One way to think about assemblers is to imagine that they compute the value of a series of expressions assigned to sequentially increasing memory locations. The expressions may conventionally consist of the value of a symbol, some arithmetic done on symbols, constants, and special variables such as the “current location counter” (often written with a funny name such as “$”), or truly peculiar expressions whose syntax is that of machine instructions.
Note that an expression may produce a value that fills several sequential memory locations; machine instructions tend to do this, but it is useful to have expressions for string literals, multiprecision numbers, initialized structs, etc. This only affects bookkeeping details but doesn’t change what assemblers do in the abstract.
To compute the final value of each expression, the assembler must know the value of any symbols that might be involved. It discovers symbol values in only a few ways. First, the symbol value might be defined as the result of an expression. Second, the symbol value might be assigned the value of the current location counter; typically assemblers do this when a symbol is written in “label” position. On such discovery, the assembler records the symbol name and its value in the symbol table to use in evaluating expressions.
A key problem an assembler faces is producing the value of an expression, having not yet encountered all the definitions of symbols. The assumption is that if a symbol is not defined in some particular line, it will be defined in some later line that the assembler will eventually process.
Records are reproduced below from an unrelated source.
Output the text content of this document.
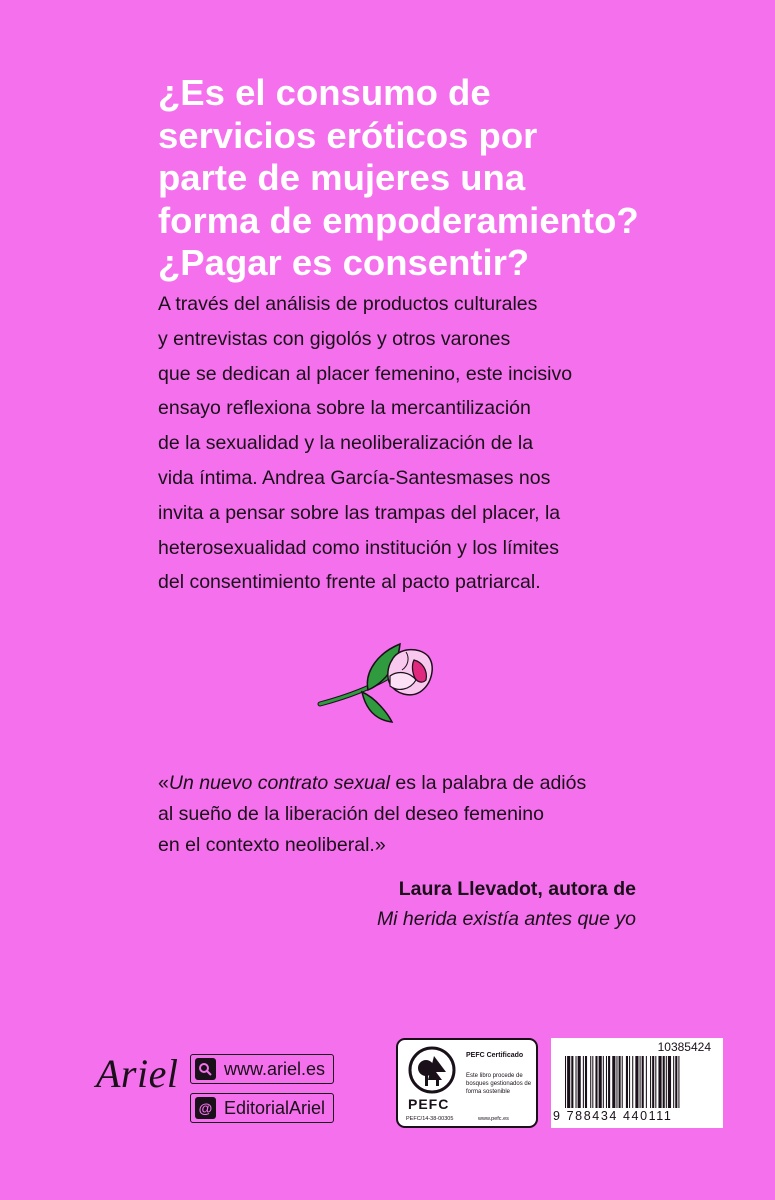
¿Es el consumo de
servicios eróticos por
parte de mujeres una
forma de empoderamiento?
¿Pagar es consentir?
A través del análisis de productos culturales
y entrevistas con gigolós y otros varones
que se dedican al placer femenino, este incisivo
ensayo reflexiona sobre la mercantilización
de la sexualidad y la neoliberalización de la
vida íntima. Andrea García-Santesmases nos
invita a pensar sobre las trampas del placer, la
heterosexualidad como institución y los límites
del consentimiento frente al pacto patriarcal.
«Un nuevo contrato sexual es la palabra de adiós
al sueño de la liberación del deseo femenino
en el contexto neoliberal.»
Laura Llevadot, autora de
Mi herida existía antes que yo
Ariel	www.ariel.es
@ EditorialAriel	PEFC
PEFC Certificado
Este libro procede de bosques gestionados de forma sostenible
PEFC/14-38-00305	www.pefc.es
10385424
9 788434 440111
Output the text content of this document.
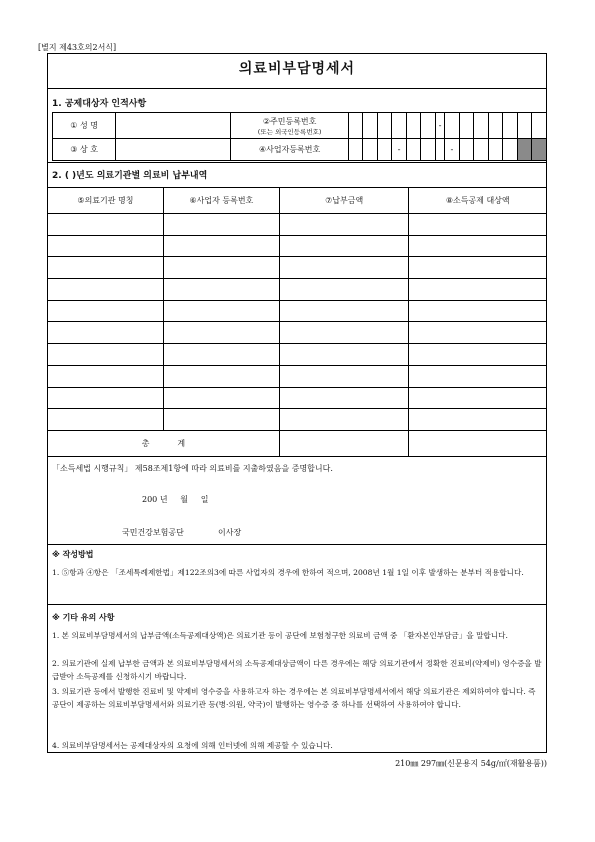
[별지 제43호의2서식]
의료비부담명세서
1. 공제대상자 인적사항
① 성 명		②주민등록번호
(또는 외국인등록번호)							-							
③ 상 호		④사업자등록번호				-				-						
2. ( )년도 의료기관별 의료비 납부내역
⑤의료기관 명칭	⑥사업자 등록번호	⑦납부금액	⑧소득공제 대상액

총           계			
「소득세법 시행규칙」 제58조제1항에 따라 의료비를 지출하였음을 증명합니다.
200 년     월     일
국민건강보험공단	이사장
※ 작성방법
1. ⑤항과 ④항은 「조세특례제한법」제122조의3에 따른 사업자의 경우에 한하여 적으며, 2008년 1월 1일 이후 발생하는 분부터 적용합니다.
※ 기타 유의 사항
1. 본 의료비부담명세서의 납부금액(소득공제대상액)은 의료기관 등이 공단에 보험청구한 의료비 금액 중 「환자본인부담금」을 말합니다.
2. 의료기관에 실제 납부한 금액과 본 의료비부담명세서의 소득공제대상금액이 다른 경우에는 해당 의료기관에서 정확한 진료비(약제비) 영수증을 발급받아 소득공제를 신청하시기 바랍니다.
3. 의료기관 등에서 발행한 진료비 및 약제비 영수증을 사용하고자 하는 경우에는 본 의료비부담명세서에서 해당 의료기관은 제외하여야 합니다. 즉 공단이 제공하는 의료비부담명세서와 의료기관 등(병·의원, 약국)이 발행하는 영수증 중 하나를 선택하여 사용하여야 합니다.
4. 의료비부담명세서는 공제대상자의 요청에 의해 인터넷에 의해 제공할 수 있습니다.
210㎜ 297㎜(신문용지 54g/㎡(재활용품))
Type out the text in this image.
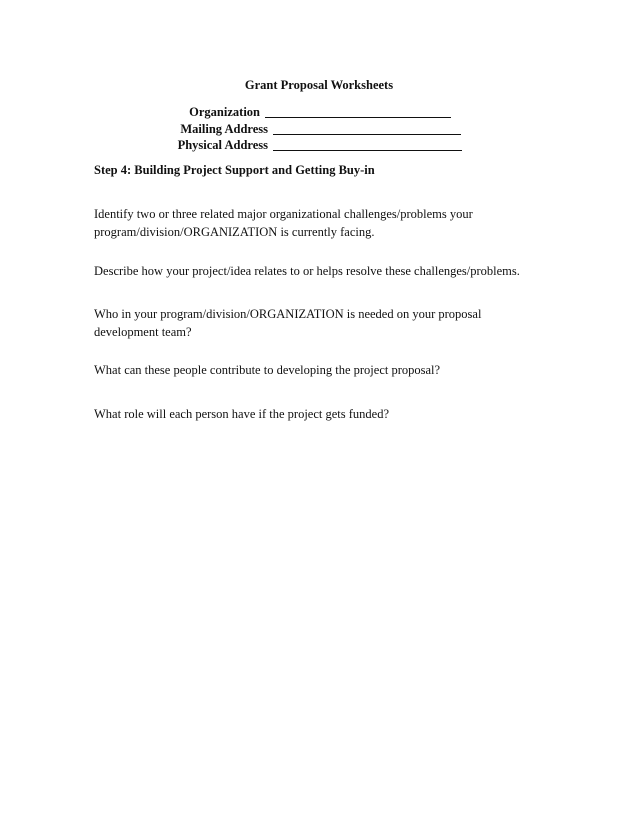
Grant Proposal Worksheets
Organization
Mailing Address
Physical Address
Step 4: Building Project Support and Getting Buy-in
Identify two or three related major organizational challenges/problems your program/division/ORGANIZATION is currently facing.
Describe how your project/idea relates to or helps resolve these challenges/problems.
Who in your program/division/ORGANIZATION is needed on your proposal development team?
What can these people contribute to developing the project proposal?
What role will each person have if the project gets funded?
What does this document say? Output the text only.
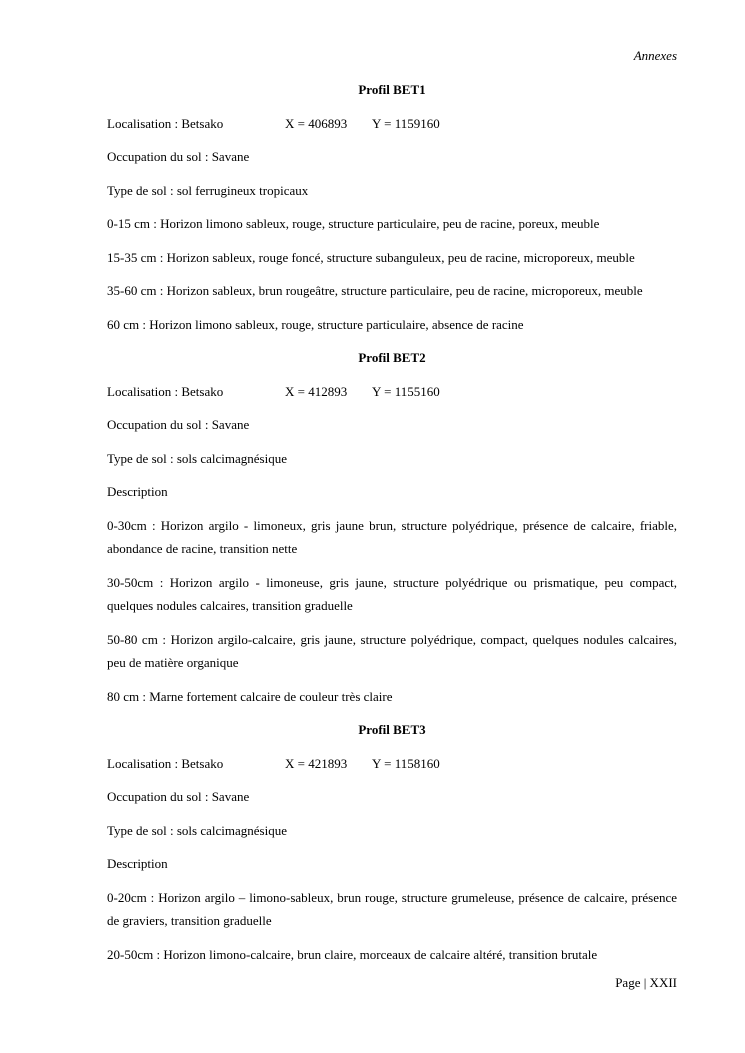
Annexes
Profil BET1

Localisation : Betsako	X = 406893 Y = 1159160

Occupation du sol : Savane

Type de sol : sol ferrugineux tropicaux

0-15 cm : Horizon limono sableux, rouge, structure particulaire, peu de racine, poreux, meuble

15-35 cm : Horizon sableux, rouge foncé, structure subanguleux, peu de racine, microporeux, meuble

35-60 cm : Horizon sableux, brun rougeâtre, structure particulaire, peu de racine, microporeux, meuble

60 cm : Horizon limono sableux, rouge, structure particulaire, absence de racine

Profil BET2

Localisation : Betsako	X = 412893 Y = 1155160

Occupation du sol : Savane

Type de sol : sols calcimagnésique

Description

0-30cm : Horizon argilo - limoneux, gris jaune brun, structure polyédrique, présence de calcaire, friable, abondance de racine, transition nette

30-50cm : Horizon argilo - limoneuse, gris jaune, structure polyédrique ou prismatique, peu compact, quelques nodules calcaires, transition graduelle

50-80 cm : Horizon argilo-calcaire, gris jaune, structure polyédrique, compact, quelques nodules calcaires, peu de matière organique

80 cm : Marne fortement calcaire de couleur très claire

Profil BET3

Localisation : Betsako	X = 421893 Y = 1158160

Occupation du sol : Savane

Type de sol : sols calcimagnésique

Description

0-20cm : Horizon argilo – limono-sableux, brun rouge, structure grumeleuse, présence de calcaire, présence de graviers, transition graduelle

20-50cm : Horizon limono-calcaire, brun claire, morceaux de calcaire altéré, transition brutale

Page | XXII
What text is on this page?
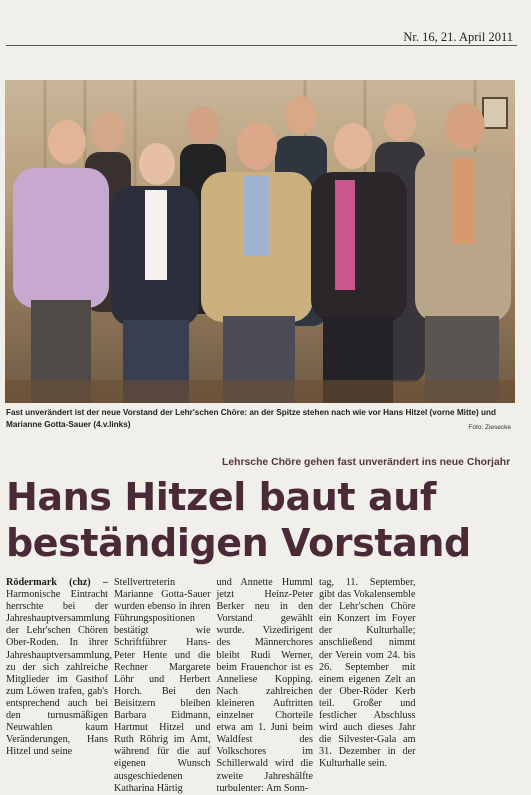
Nr. 16, 21. April 2011
Fast unverändert ist der neue Vorstand der Lehr'schen Chöre: an der Spitze stehen nach wie vor Hans Hitzel (vorne Mitte) und Marianne Gotta-Sauer (4.v.links)	Foto: Ziesecke
Lehrsche Chöre gehen fast unverändert ins neue Chorjahr
Hans Hitzel baut auf
beständigen Vorstand
Rödermark (chz) – Harmonische Eintracht herrschte bei der Jahreshauptversammlung der Lehr'schen Chören Ober-Roden. In ihrer Jahreshauptversammlung, zu der sich zahlreiche Mitglieder im Gasthof zum Löwen trafen, gab's entsprechend auch bei den turnusmäßigen Neuwahlen kaum Veränderungen, Hans Hitzel und seine
Stellvertreterin Marianne Gotta-Sauer wurden ebenso in ihren Führungspositionen bestätigt wie Schriftführer Hans-Peter Hente und die Rechner Margarete Löhr und Herbert Horch. Bei den Beisitzern bleiben Barbara Eidmann, Hartmut Hitzel und Ruth Röhrig im Amt, während für die auf eigenen Wunsch ausgeschiedenen Katharina Härtig
und Annette Humml jetzt Heinz-Peter Berker neu in den Vorstand gewählt wurde. Vizedirigent des Männerchores bleibt Rudi Werner, beim Frauenchor ist es Anneliese Kopping. Nach zahlreichen kleineren Auftritten einzelner Chorteile etwa am 1. Juni beim Waldfest des Volkschores im Schillerwald wird die zweite Jahreshälfte turbulenter: Am Sonn-
tag, 11. September, gibt das Vokalensemble der Lehr'schen Chöre ein Konzert im Foyer der Kulturhalle; anschließend nimmt der Verein vom 24. bis 26. September mit einem eigenen Zelt an der Ober-Röder Kerb teil. Großer und festlicher Abschluss wird auch dieses Jahr die Silvester-Gala am 31. Dezember in der Kulturhalle sein.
A two pass assembler tries to compute the value of each expression as it encounters it, in two passes called “first” and “second” passes. During first pass, if there are undefined symbols (presumed to be forward references) in the expression, the assembler simply substitutes a dummy value (often zero); in any case, it computes a value for the expression. If a machine instruction or data constant is being processed, the results are ignored, but the size is used to advance the location counter to enable label value assignment. If a label is encountered, its value is set to the current location counter. If a symbol assignment “A EQU ” is encountered, the symbol value is set to the result of the expression; if the expression contained an undefined symbol, the assembler will emit an error. If an origin statement is found “ORG “, it is treated as if one wrote “$ EQU “. At the end of the first pass, all labels have been assigned values; any symbols that do not have values are marked as “undefined” in the symbol table. A second pass repeats the expression evaluation of the first but does not (re)define any symbols; since all symbols are (expected to be) defined, the expression values are correct and emitted to the output stream. Any undefined symbols found in an expression cause an “undefined symbol” complaint.
A one-pass assembler tries to compute the value of each expression as it encounters the expression. If the expression contains only defined symbols, the assembler can evaluate it and produce the final value, and write that information to its output stream. (Another answer here suggested that some one pass assemblers write their answer to memory. That’s just a special case). If the expression contains an undefined symbol, the assembler stores a pair (location,expression) to be reprocessed later, either when the symbol becomes defined, or at end of assembly. Some expressions such as those that set the location counter can’t have undefined symbols; the assembler will complain in that case.
So the tricky part is storing the unresolved expression, and deciding when to re-evaluate it. One way to store the expression is to simply keep the text; another is to build what amounts to a (reverse) Polish notation for the expression. To determine when the expression needs to be re-evaluated, one can associate it with the undefined symbols it contains; then when a symbol gets defined, the corresponding unresolved expressions are re-evaluated, with completed ones being emitted, and unresolved ones left again for reprocessing. Alternatively the assembler could simply save all the expressions until it encounters the end of input; at this point, all symbols should be defined and so it should be able to determine final values for each expression. One chooses between these two techniques based on how much memory one can afford to store forward reference expressions.
In a previous century, I built a one-pass assembler that ran on an 8k byte computer, that used the Polish representation of expressions. As symbols were defined, the Polish expression was evaluated and any subexpressions that were computable were computed, simplifying the resulting Polish either to a final value or a smaller Polish expression involving only the operators on undefined symbols. Symbol table entries for undefined values had a linked list of all the Polish expression slots corresponding to undefined symbols; as symbol definitions were encountered, all elements of the linked-list were updated and Polish expressions were re-evaluated as that occurred. This keeps the Polish expression sizes as small as possible and gets rid of them the moment all of their symbols are defined. This assembler processed hundred thousand line programs just fine in small machine. The reason for doing a one pass assembler in such a small machine is the source code came from paper tape (a Teletype, for those of you old enough to remember) and reading that paper tape even once is pretty painful and slow; a second time was not a good idea, so a two pass assembler was not an appropriate choice.
One of my cohorts much later built an interesting two pass assembler. Rather than processing the text twice, he tokenized the text (storing it in memory) on the first pass as well as collecting symbol values. Pass two processed the tokenized text. This was a very fast assembler for two passes. He had a lot more memory available.
Originally posted 2013-11-09 23:22:29.